Но я не хочу этого. Я не хочу ни клича, ни лозунга, ни звонкой цитаты, которую через четверть столетия запостит себе на стену в социальной сети какой-нибудь очередной борец за свободу. Чтобы за меня сказали не слова, но поступки – вот моё желание. А желание осуждённого на казнь в нашем обществе принято исполнять. Наверное, это последнее, что ещё осталось в нём святого.
И, тем не менее, промолчать я тоже не смогу. Не смогу, как любой другой адекватный человек не сможет съесть червяка или оставить новорожденного младенца замерзать в январском сугробе. Перед смертью, во время своего жизненного эпилога, я должен, просто обязан упомянуть о той, которая сама о себе никогда не упомянет. И пусть это выбьют на моем надгробии, если оно, конечно, будет.
Сейчас я не могу вспомнить всех обстоятельств, при которых мы познакомились. Скорее всего, это был чей-то день рождения, а, может быть, мы просто решили тусануть с какими-нибудь «корешами». В студенческие годы у меня было полно знакомых, из числа тех, что называются одноразовыми. У каждого они есть – манекены настоящих людей. С кем не прочь выпить лишнего, но никогда не расскажешь о своих настоящих проблемах или переживаниях. Человеческие презервативы, которые, как и их собратья, сделаны из резины, заменяющей живую плоть, и наполненные вязким густым гелем, симулякром крови, едва текущим по венам. Хотя, с чего бы это мне, висельнику, так плохо отзываться о людях. В конце концов, через несколько часов именно я иду на эшафот, а не они.
Впрочем, речь сейчас совсем не об этом. А о нашей первой встрече. Что она делала в том задрипанном кабаке – я не знаю. Никогда не спрашивал, даже желания спросить не возникало. Меня это не волновало, что тогда, что сейчас. Важна была лишь сама её персона. Вы когда-нибудь смотрели на человека и понимали, вот он, тот, с кем вам суждено провести остаток своих дней? Я тоже нет. Ровно до того самого благословенного момента, в Богом проклятой пивнухе, на окраине города. Не то.ю чтобы я был каким-то неудачником, для которого любая, плюс-минус красивая девушка, встреченная на жизненном пути, означала бы явное предзнаменование, но её явление… было подобно горящему кусту для пророка Моисея. И, как старый еврей, я также был готов блуждать по пустыне полстолетия, чтобы наконец-то найти свою Землю Обетованную, которую, в итоге, и обрёл рядом с ней.

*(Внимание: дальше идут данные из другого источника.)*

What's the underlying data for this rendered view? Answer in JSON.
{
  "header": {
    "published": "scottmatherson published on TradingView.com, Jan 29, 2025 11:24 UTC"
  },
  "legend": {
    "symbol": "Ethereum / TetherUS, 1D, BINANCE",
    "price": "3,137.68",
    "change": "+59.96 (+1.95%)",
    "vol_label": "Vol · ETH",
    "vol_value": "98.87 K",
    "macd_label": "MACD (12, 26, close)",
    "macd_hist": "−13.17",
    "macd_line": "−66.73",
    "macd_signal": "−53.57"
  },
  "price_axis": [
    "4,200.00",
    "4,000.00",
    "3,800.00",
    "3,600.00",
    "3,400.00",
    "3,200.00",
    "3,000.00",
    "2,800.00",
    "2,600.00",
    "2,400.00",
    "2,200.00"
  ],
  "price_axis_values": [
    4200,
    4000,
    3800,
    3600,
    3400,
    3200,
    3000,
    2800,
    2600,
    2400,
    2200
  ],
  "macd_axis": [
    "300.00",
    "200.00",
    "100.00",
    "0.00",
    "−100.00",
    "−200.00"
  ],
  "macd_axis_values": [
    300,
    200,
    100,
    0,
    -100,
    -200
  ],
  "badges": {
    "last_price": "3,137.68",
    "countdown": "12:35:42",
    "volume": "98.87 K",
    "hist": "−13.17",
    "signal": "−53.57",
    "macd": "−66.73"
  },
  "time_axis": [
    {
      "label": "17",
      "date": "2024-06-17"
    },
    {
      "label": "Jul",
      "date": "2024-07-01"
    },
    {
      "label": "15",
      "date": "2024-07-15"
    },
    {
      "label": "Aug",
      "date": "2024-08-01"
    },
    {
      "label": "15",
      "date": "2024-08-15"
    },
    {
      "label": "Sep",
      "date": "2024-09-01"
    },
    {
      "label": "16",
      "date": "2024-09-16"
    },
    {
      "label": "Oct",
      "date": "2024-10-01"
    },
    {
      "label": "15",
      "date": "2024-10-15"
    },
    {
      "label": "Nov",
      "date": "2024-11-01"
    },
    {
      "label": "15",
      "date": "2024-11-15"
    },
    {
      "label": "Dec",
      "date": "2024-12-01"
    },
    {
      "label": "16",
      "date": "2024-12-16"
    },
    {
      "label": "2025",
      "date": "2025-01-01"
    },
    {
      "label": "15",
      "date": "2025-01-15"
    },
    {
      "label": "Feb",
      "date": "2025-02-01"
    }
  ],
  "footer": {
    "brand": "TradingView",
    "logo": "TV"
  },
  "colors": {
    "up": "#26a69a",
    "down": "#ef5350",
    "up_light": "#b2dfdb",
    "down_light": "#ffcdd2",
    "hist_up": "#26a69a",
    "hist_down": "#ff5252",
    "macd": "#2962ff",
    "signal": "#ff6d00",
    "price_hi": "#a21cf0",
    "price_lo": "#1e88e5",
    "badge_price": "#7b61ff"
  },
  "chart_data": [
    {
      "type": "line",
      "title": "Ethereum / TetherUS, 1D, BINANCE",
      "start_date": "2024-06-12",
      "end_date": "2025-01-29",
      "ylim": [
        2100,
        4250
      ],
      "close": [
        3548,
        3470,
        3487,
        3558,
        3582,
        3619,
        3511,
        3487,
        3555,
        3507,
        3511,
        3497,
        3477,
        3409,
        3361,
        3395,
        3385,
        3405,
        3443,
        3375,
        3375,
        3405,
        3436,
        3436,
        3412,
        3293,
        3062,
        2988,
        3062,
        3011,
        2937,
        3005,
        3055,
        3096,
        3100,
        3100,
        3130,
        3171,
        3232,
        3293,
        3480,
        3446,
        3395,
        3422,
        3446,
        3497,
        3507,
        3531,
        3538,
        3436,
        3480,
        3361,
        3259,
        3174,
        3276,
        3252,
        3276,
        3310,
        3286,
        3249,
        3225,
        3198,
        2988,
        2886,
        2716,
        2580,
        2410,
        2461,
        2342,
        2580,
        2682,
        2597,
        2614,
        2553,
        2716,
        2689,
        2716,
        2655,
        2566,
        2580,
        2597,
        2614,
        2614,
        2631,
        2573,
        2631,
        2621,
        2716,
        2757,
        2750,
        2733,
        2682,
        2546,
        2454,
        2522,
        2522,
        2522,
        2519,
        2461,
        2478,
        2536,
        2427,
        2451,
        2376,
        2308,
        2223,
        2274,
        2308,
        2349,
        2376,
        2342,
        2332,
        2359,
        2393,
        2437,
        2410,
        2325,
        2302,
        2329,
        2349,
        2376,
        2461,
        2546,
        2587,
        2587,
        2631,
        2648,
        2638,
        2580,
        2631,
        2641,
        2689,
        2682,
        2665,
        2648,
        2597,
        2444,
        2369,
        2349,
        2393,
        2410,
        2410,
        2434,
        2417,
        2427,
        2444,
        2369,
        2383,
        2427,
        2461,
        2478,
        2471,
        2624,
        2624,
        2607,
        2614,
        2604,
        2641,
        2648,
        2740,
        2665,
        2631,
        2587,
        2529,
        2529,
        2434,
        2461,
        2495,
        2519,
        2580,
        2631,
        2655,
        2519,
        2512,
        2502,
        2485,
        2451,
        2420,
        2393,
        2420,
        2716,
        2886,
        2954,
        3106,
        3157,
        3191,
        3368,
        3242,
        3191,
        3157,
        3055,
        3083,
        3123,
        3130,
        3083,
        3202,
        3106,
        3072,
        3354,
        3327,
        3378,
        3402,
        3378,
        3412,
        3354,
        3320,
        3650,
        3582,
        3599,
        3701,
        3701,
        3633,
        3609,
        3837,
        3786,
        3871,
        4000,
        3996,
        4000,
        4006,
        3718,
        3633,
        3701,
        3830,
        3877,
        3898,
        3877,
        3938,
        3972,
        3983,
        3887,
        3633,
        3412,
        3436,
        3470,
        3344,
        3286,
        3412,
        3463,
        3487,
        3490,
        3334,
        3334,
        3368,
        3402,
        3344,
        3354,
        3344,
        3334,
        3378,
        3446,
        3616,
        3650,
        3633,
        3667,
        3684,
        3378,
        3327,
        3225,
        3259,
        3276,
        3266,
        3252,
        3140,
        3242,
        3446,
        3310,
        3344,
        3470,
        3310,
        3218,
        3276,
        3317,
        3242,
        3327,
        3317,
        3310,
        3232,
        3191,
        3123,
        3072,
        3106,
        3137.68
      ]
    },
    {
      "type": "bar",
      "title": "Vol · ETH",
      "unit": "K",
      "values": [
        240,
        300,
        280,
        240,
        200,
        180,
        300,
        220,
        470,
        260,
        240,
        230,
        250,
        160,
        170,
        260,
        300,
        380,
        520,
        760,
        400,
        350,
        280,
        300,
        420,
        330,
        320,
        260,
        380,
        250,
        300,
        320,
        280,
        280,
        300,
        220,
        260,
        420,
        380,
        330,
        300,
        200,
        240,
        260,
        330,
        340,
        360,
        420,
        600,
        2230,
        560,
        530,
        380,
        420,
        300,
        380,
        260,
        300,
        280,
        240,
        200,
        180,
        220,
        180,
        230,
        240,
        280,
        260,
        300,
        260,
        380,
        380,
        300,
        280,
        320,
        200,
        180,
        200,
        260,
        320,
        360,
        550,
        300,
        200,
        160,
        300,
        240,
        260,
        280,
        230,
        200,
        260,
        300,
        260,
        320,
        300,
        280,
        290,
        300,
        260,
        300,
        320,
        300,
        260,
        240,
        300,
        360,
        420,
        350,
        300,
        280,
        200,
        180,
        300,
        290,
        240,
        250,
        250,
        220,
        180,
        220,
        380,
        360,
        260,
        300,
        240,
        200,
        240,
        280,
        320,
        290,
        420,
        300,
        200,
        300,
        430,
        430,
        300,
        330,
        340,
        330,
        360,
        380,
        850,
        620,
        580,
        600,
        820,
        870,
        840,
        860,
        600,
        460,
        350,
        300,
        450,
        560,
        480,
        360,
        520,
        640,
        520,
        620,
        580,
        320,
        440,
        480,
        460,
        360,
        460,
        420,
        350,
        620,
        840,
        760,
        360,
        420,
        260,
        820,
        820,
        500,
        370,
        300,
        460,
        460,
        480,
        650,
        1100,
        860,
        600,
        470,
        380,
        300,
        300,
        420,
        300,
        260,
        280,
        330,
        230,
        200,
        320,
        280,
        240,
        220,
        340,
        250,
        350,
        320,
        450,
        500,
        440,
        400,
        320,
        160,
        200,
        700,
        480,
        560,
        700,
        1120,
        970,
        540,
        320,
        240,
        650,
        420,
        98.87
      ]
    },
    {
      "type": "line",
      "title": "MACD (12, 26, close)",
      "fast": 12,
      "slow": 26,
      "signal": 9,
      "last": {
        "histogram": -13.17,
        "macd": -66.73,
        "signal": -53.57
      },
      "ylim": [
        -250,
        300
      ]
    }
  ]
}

Несмотря на всю ту авраамическую полемику, что я здесь развёл, всеми моими следующими действиями руководил лишь один из грехов, не уточняемый, но вполне очевидный. Я, не мудрствуя лукаво, подсел и завязал разговор. Точнее, попытался. Помню, нёс какой-то совсем пошлый бред: про бесконечную глубину её глаз (кстати, чистого голубого цвета) или про манерность, достойную настоящей аристократки (в пивнухе девочка сидела, ага). А она мне в ответ руками махала. То есть натурально, выписывала в воздухе какие-то дико замысловатые пируэты, которые мое сознание, наглухо отравленное алкоголем, воспринимать отказывалось наотрез. Сперва я было подумал, что от меня отмахиваются, будто от назойливой мухи, однако улыбка, не покидающая уголков её рта, во время исполнения этих ручных кульбитов, явно сообщала мне об обратном. Между тем, пытаясь собрать глаза в кучу, я, одновременно с этим, безусловно важным в моем положении, занятием, тщетно пытался систематизировать то, за что успевал цепляться мой взгляд.
Наш диалог идиота с нормальным человеком продолжался достаточно длительное время. Мои «друзья» успели хлопнуть меня по плечу и убежать куда-то в ночь, на поиски нового увеселительного заведения. А я остался. И слушал. А, точнее, смотрел. И ни хрена не понимал. Зато умудрился заказать себе ещё кружку пива, а ей вина. Красного. И ей, представьте, понравился мой выбор. Хотя вино наверняка было гадостным до жути, хорошее в таких заведениях не подают. Тем не менее, она с удовольствием потягивала его из бокала, пока я наконец-то не совладал с направлением своего взгляда и не начал в наглую сверлить её глазами. Хотя, конечно, сверлил, здесь слово неподходящее. Лучше сказать, пожирал. Запоминал каждый сантиметр её лица, откладывал в памяти каждую морщинку, каждую её чёрточку. Запирал где-то там, в складе собственной души, все отпечатывающиеся на ангельском красоты личике, лёгкие наброски эмоций. Всё, от лёгкой раздосадованности до восторга, едва ли не переходящего в экстаз, в тот момент, когда я, скользя по ней взглядом, начинал выдавливать из себя очередную порцию ахинеи.
А она молчала.
Говоря честно, я не могу объяснить дальнейшие события ничем, кроме чуда. На следующее утро, когда я проснулся в своей квартире на севере Города, с полным ртом вязкой, засохшей слюны, песком в глазах, и отсутствием хоть каких-нибудь воспоминаний о том, как я вообще добрался до дома, в телефоне меня уже ждало сообщение. От неё, да. Как она меня нашла – до сих пор остаётся загадкой, на которую она, несмотря на мои частые просьбы, так и не ответила, каждый раз пряча ответы за бронёй хитрой улыбки. Подозреваю, что я сам умудрился оставить свои контактные данные, потому что иначе поиск меня в различных социальных сетях для неё вышел бы достаточно… затруднительным.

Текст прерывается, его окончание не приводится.